전이 학습으로 꽃 분류하기

TensorFlow.org에서 보기

Google Colab에서 실행

GitHub에서 소스 보기

노트북 다운로드

TF Hub 모델보기

아름다운 꽃을 보고 어떤 꽃인지 궁금한 적이 있지 않으셨나요? 여러분이 처음은 아닐 테니, 사진에서 꽃의 유형을 식별하는 방법을 만들어보겠습니다!

이미지를 분류하기 위해서는 컨볼루셔널 신경망이라고 하는 특정 유형의 심층 신경망이 특히 강력한 힘을 발휘하는 것으로 입증되었습니다. 그러나 현대의 컨볼루셔널 신경망에는 수백만 개의 매개변수가 있습니다. 처음부터 훈련하려면 레이블이 지정된 많은 훈련 데이터와 많은 컴퓨팅 성능(수백 시간 이상의 GPU 시간)이 필요합니다. 레이블이 붙은 사진이 약 3천장 밖에 없고 훨씬 적은 시간만 소비하기를 원하므로 더 현명하게 판단해야 합니다.

우리는 전이 학습(transfer learning)이라는 기술을 사용하여 사전 훈련된 네트워크(약 백만 개의 일반 이미지에 대해 훈련됨)를 사용하여 특성을 추출하고 꽃 이미지를 분류하는 고유한 작업을 위해 맨 상층에서 새 레이어를 훈련합니다.

설정

import collections
import io
import math
import os
import random
from six.moves import urllib

from IPython.display import clear_output, Image, display, HTML

import tensorflow.compat.v1 as tf
tf.disable_v2_behavior()

import tensorflow_hub as hub

import numpy as np
import matplotlib.pyplot as plt
import seaborn as sns
import sklearn.metrics as sk_metrics
import time

2022-12-14 20:12:22.988962: W tensorflow/compiler/xla/stream_executor/platform/default/dso_loader.cc:64] Could not load dynamic library 'libnvinfer.so.7'; dlerror: libnvinfer.so.7: cannot open shared object file: No such file or directory
2022-12-14 20:12:22.989057: W tensorflow/compiler/xla/stream_executor/platform/default/dso_loader.cc:64] Could not load dynamic library 'libnvinfer_plugin.so.7'; dlerror: libnvinfer_plugin.so.7: cannot open shared object file: No such file or directory
2022-12-14 20:12:22.989066: W tensorflow/compiler/tf2tensorrt/utils/py_utils.cc:38] TF-TRT Warning: Cannot dlopen some TensorRT libraries.

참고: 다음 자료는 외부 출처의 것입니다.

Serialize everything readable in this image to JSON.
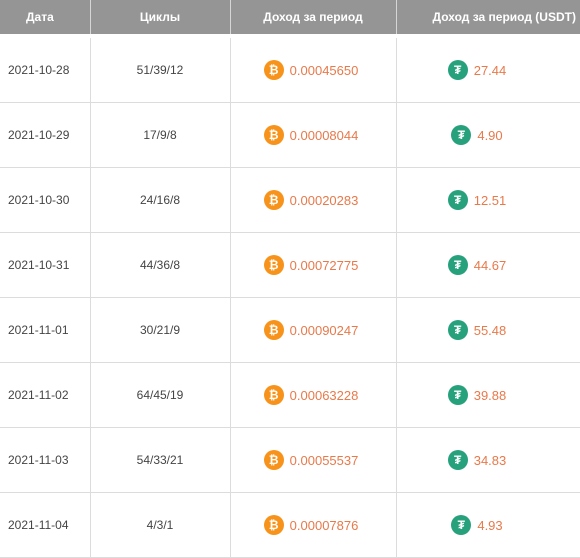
{
  "columns": {
    "date": "Дата",
    "cycles": "Циклы",
    "btc_income": "Доход за период",
    "usdt_income": "Доход за период (USDT)"
  },
  "icons": {
    "btc": {
      "name": "bitcoin-icon",
      "glyph": "₿",
      "color": "#f7931a"
    },
    "usdt": {
      "name": "tether-icon",
      "glyph": "₮",
      "color": "#26a17b"
    }
  },
  "accent_color": "#e8794a",
  "rows": [
    {
      "date": "2021-10-28",
      "cycles": "51/39/12",
      "btc": "0.00045650",
      "usdt": "27.44"
    },
    {
      "date": "2021-10-29",
      "cycles": "17/9/8",
      "btc": "0.00008044",
      "usdt": "4.90"
    },
    {
      "date": "2021-10-30",
      "cycles": "24/16/8",
      "btc": "0.00020283",
      "usdt": "12.51"
    },
    {
      "date": "2021-10-31",
      "cycles": "44/36/8",
      "btc": "0.00072775",
      "usdt": "44.67"
    },
    {
      "date": "2021-11-01",
      "cycles": "30/21/9",
      "btc": "0.00090247",
      "usdt": "55.48"
    },
    {
      "date": "2021-11-02",
      "cycles": "64/45/19",
      "btc": "0.00063228",
      "usdt": "39.88"
    },
    {
      "date": "2021-11-03",
      "cycles": "54/33/21",
      "btc": "0.00055537",
      "usdt": "34.83"
    },
    {
      "date": "2021-11-04",
      "cycles": "4/3/1",
      "btc": "0.00007876",
      "usdt": "4.93"
    }
  ]
}
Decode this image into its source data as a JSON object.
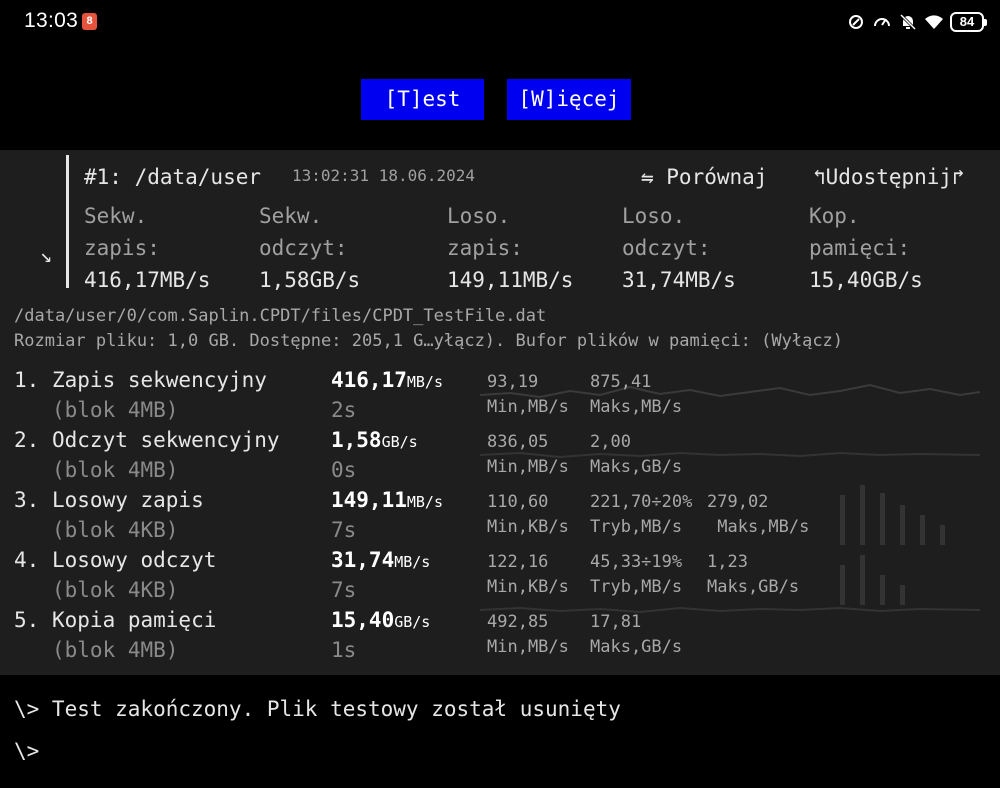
{
  "status_bar": {
    "time": "13:03",
    "notification_badge": "8",
    "battery": "84",
    "icons": [
      "vpn-icon",
      "speedometer-icon",
      "bell-off-icon",
      "wifi-icon"
    ]
  },
  "buttons": {
    "test": "[T]est",
    "more": "[W]ięcej"
  },
  "result": {
    "title": "#1: /data/user",
    "timestamp": "13:02:31 18.06.2024",
    "compare": "⇋ Porównaj",
    "share": "↰Udostępnij↱",
    "expand_icon": "↘",
    "columns": [
      {
        "label1": "Sekw.",
        "label2": "zapis:",
        "value": "416,17MB/s"
      },
      {
        "label1": "Sekw.",
        "label2": "odczyt:",
        "value": "1,58GB/s"
      },
      {
        "label1": "Loso.",
        "label2": "zapis:",
        "value": "149,11MB/s"
      },
      {
        "label1": "Loso.",
        "label2": "odczyt:",
        "value": "31,74MB/s"
      },
      {
        "label1": "Kop.",
        "label2": "pamięci:",
        "value": "15,40GB/s"
      }
    ]
  },
  "file": {
    "path": "/data/user/0/com.Saplin.CPDT/files/CPDT_TestFile.dat",
    "info": "Rozmiar pliku: 1,0 GB. Dostępne: 205,1 G…yłącz). Bufor plików w pamięci: (Wyłącz)"
  },
  "tests": [
    {
      "num": "1.",
      "name": "Zapis sekwencyjny",
      "block": "(blok 4MB)",
      "speed": "416,17",
      "unit": "MB/s",
      "duration": "2s",
      "stats": [
        {
          "v": "93,19",
          "l": "Min,MB/s"
        },
        {
          "v": "875,41",
          "l": "Maks,MB/s"
        }
      ]
    },
    {
      "num": "2.",
      "name": "Odczyt sekwencyjny",
      "block": "(blok 4MB)",
      "speed": "1,58",
      "unit": "GB/s",
      "duration": "0s",
      "stats": [
        {
          "v": "836,05",
          "l": "Min,MB/s"
        },
        {
          "v": "2,00",
          "l": "Maks,GB/s"
        }
      ]
    },
    {
      "num": "3.",
      "name": "Losowy zapis",
      "block": "(blok 4KB)",
      "speed": "149,11",
      "unit": "MB/s",
      "duration": "7s",
      "stats": [
        {
          "v": "110,60",
          "l": "Min,KB/s"
        },
        {
          "v": "221,70÷20%",
          "l": "Tryb,MB/s"
        },
        {
          "v": "279,02",
          "l": " Maks,MB/s"
        }
      ]
    },
    {
      "num": "4.",
      "name": "Losowy odczyt",
      "block": "(blok 4KB)",
      "speed": "31,74",
      "unit": "MB/s",
      "duration": "7s",
      "stats": [
        {
          "v": "122,16",
          "l": "Min,KB/s"
        },
        {
          "v": "45,33÷19%",
          "l": "Tryb,MB/s"
        },
        {
          "v": "1,23",
          "l": "Maks,GB/s"
        }
      ]
    },
    {
      "num": "5.",
      "name": "Kopia pamięci",
      "block": "(blok 4MB)",
      "speed": "15,40",
      "unit": "GB/s",
      "duration": "1s",
      "stats": [
        {
          "v": "492,85",
          "l": "Min,MB/s"
        },
        {
          "v": "17,81",
          "l": "Maks,GB/s"
        }
      ]
    }
  ],
  "console": {
    "line1": "\\> Test zakończony. Plik testowy został usunięty",
    "line2": "\\>"
  }
}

If you would like to use Nvidia GPU with TensorRT, please make sure the missing libraries mentioned above are installed properly.
WARNING:tensorflow:From /tmpfs/src/tf_docs_env/lib/python3.9/site-packages/tensorflow/python/compat/v2_compat.py:107: disable_resource_variables (from tensorflow.python.ops.variable_scope) is deprecated and will be removed in a future version.
Instructions for updating:
non-resource variables are not supported in the long term

꽃 데이터세트

꽃 데이터세트는 5개의 가능한 클래스 레이블이 있는 꽃 이미지로 구성됩니다.

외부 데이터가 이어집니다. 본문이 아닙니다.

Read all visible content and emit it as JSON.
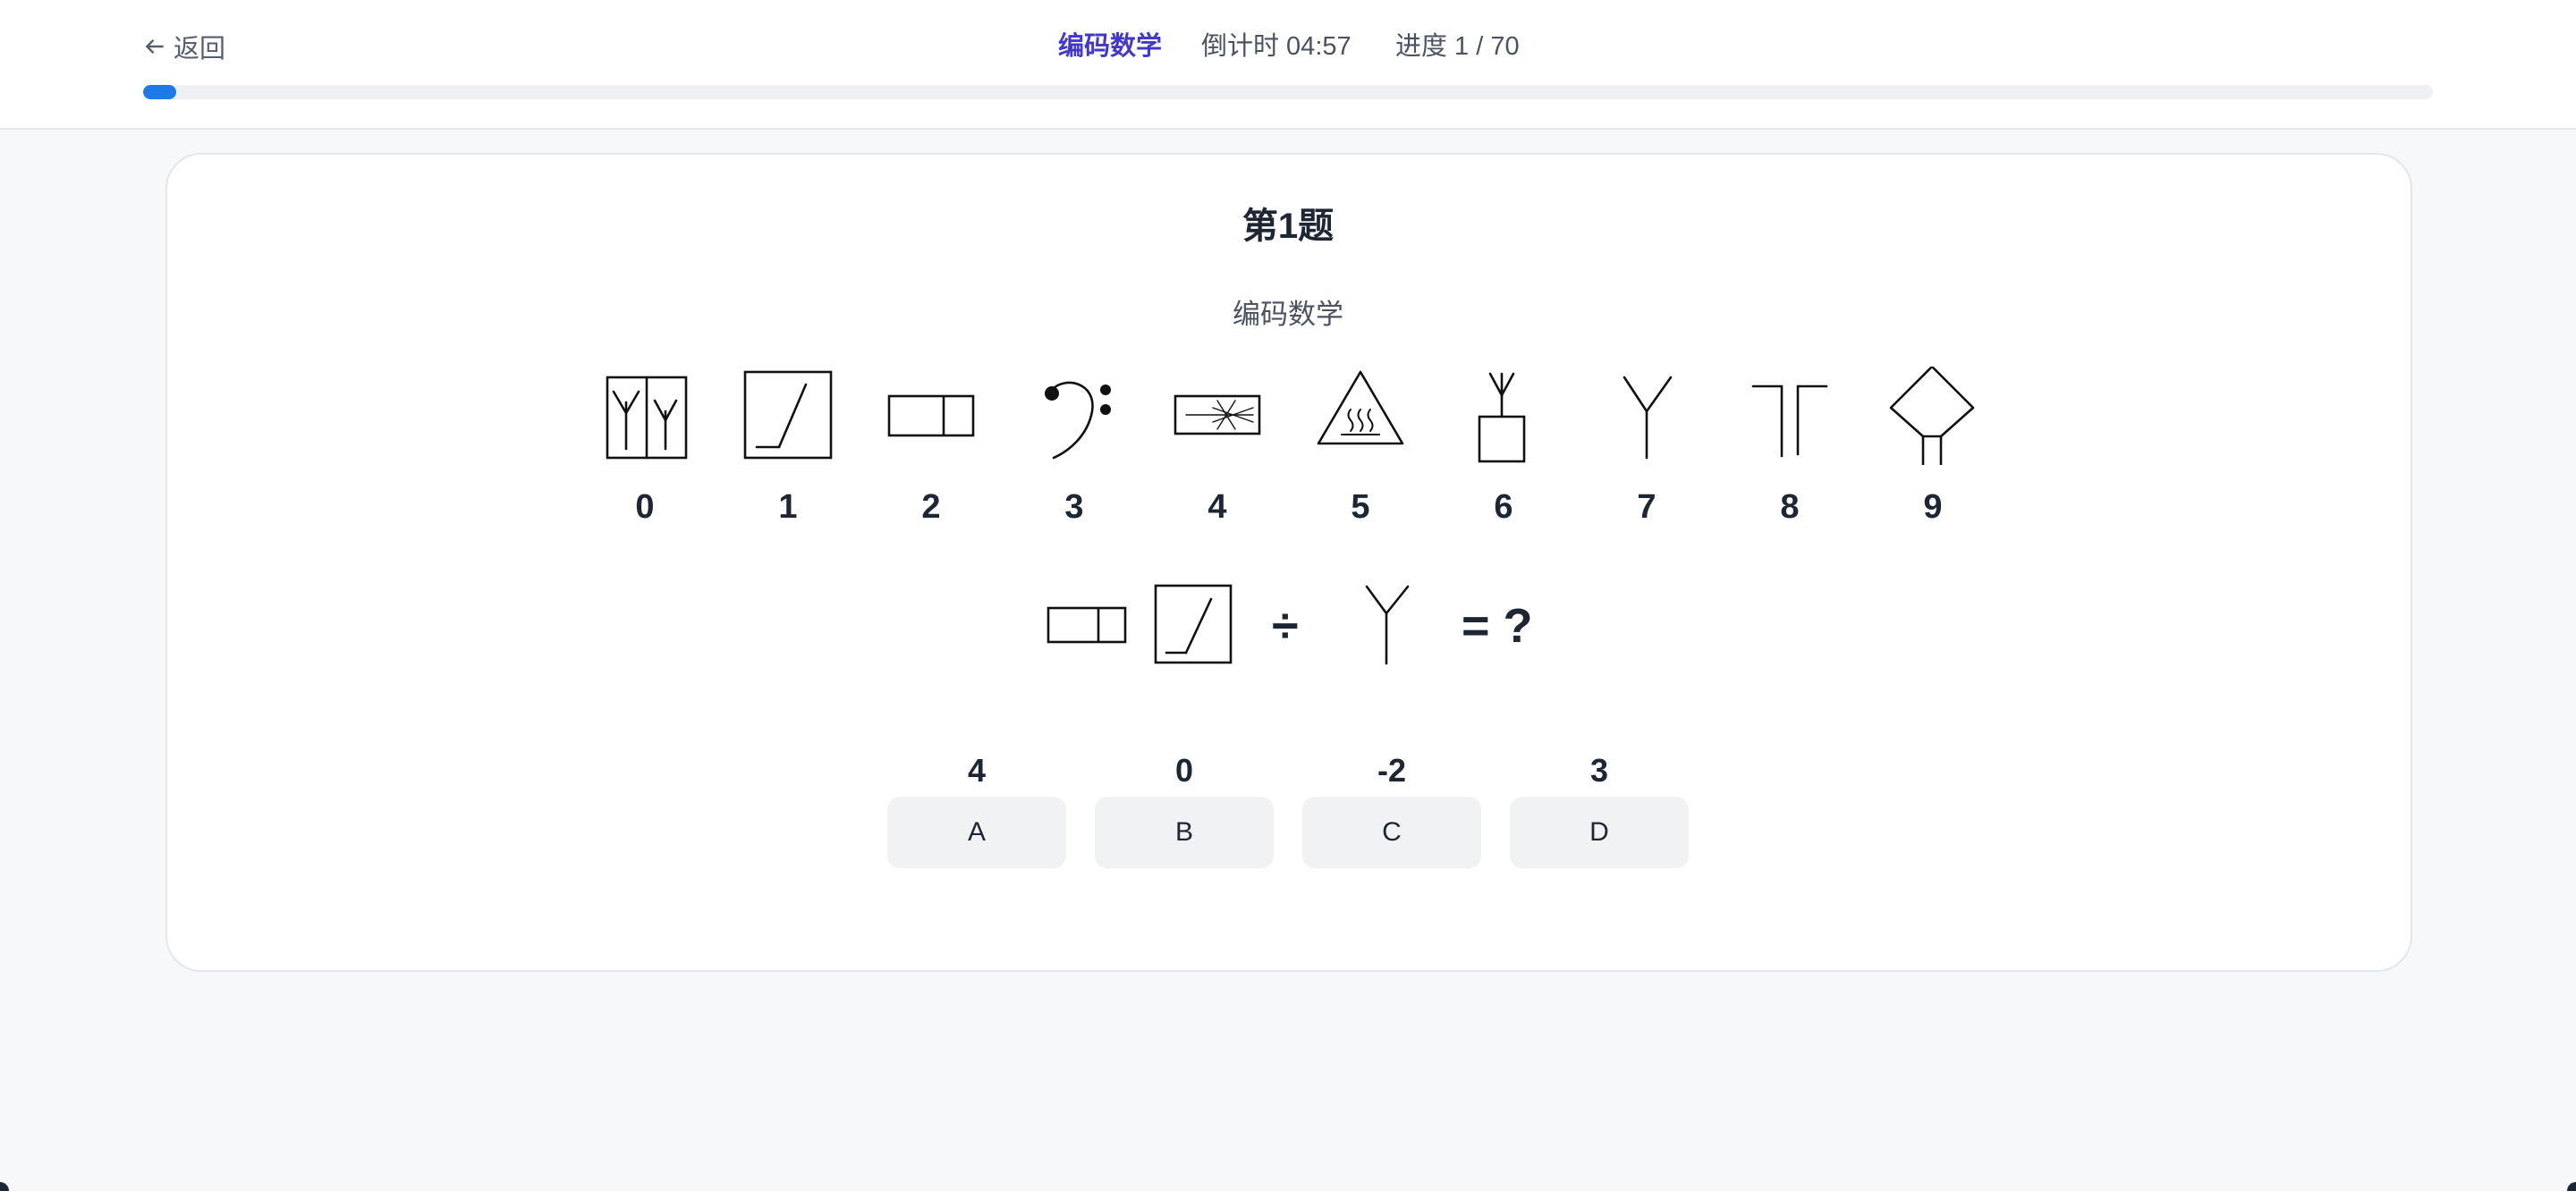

머신러닝 모델을 훈련할 때 데이터를 훈련 및 테스트 데이터세트로 분할합니다. 훈련 데이터에서 모델을 훈련한 다음 모델이 본 적이 없는 데이터(테스트 세트)에서 모델이 얼마나 잘 동작하는지 평가합니다.

훈련 및 테스트 예제를 다운로드하고(시간이 걸릴 수 있음) 훈련 및 테스트 세트로 나눕니다.

다음 두 개의 셀을 실행합니다.

FLOWERS_DIR = './flower_photos'
TRAIN_FRACTION = 0.8
RANDOM_SEED = 2018


def download_images():
  """If the images aren't already downloaded, save them to FLOWERS_DIR."""
  if not os.path.exists(FLOWERS_DIR):
    DOWNLOAD_URL = 'http://download.tensorflow.org/example_images/flower_photos.tgz'
    print('Downloading flower images from %s...' % DOWNLOAD_URL)
    urllib.request.urlretrieve(DOWNLOAD_URL, 'flower_photos.tgz')
    !tar xfz flower_photos.tgz
  print('Flower photos are located in %s' % FLOWERS_DIR)


def make_train_and_test_sets():
  """Split the data into train and test sets and get the label classes."""
  train_examples, test_examples = [], []
  shuffler = random.Random(RANDOM_SEED)
  is_root = True
  for (dirname, subdirs, filenames) in tf.gfile.Walk(FLOWERS_DIR):
    # The root directory gives us the classes
    if is_root:
      subdirs = sorted(subdirs)
      classes = collections.OrderedDict(enumerate(subdirs))
      label_to_class = dict([(x, i) for i, x in enumerate(subdirs)])
      is_root = False
    # The sub directories give us the image files for training.
    else:
      filenames.sort()
      shuffler.shuffle(filenames)
      full_filenames = [os.path.join(dirname, f) for f in filenames]
      label = dirname.split('/')[-1]
      label_class = label_to_class[label]
      # An example is the image file and it's label class.
      examples = list(zip(full_filenames, [label_class] * len(filenames)))
      num_train = int(len(filenames) * TRAIN_FRACTION)
      train_examples.extend(examples[:num_train])
      test_examples.extend(examples[num_train:])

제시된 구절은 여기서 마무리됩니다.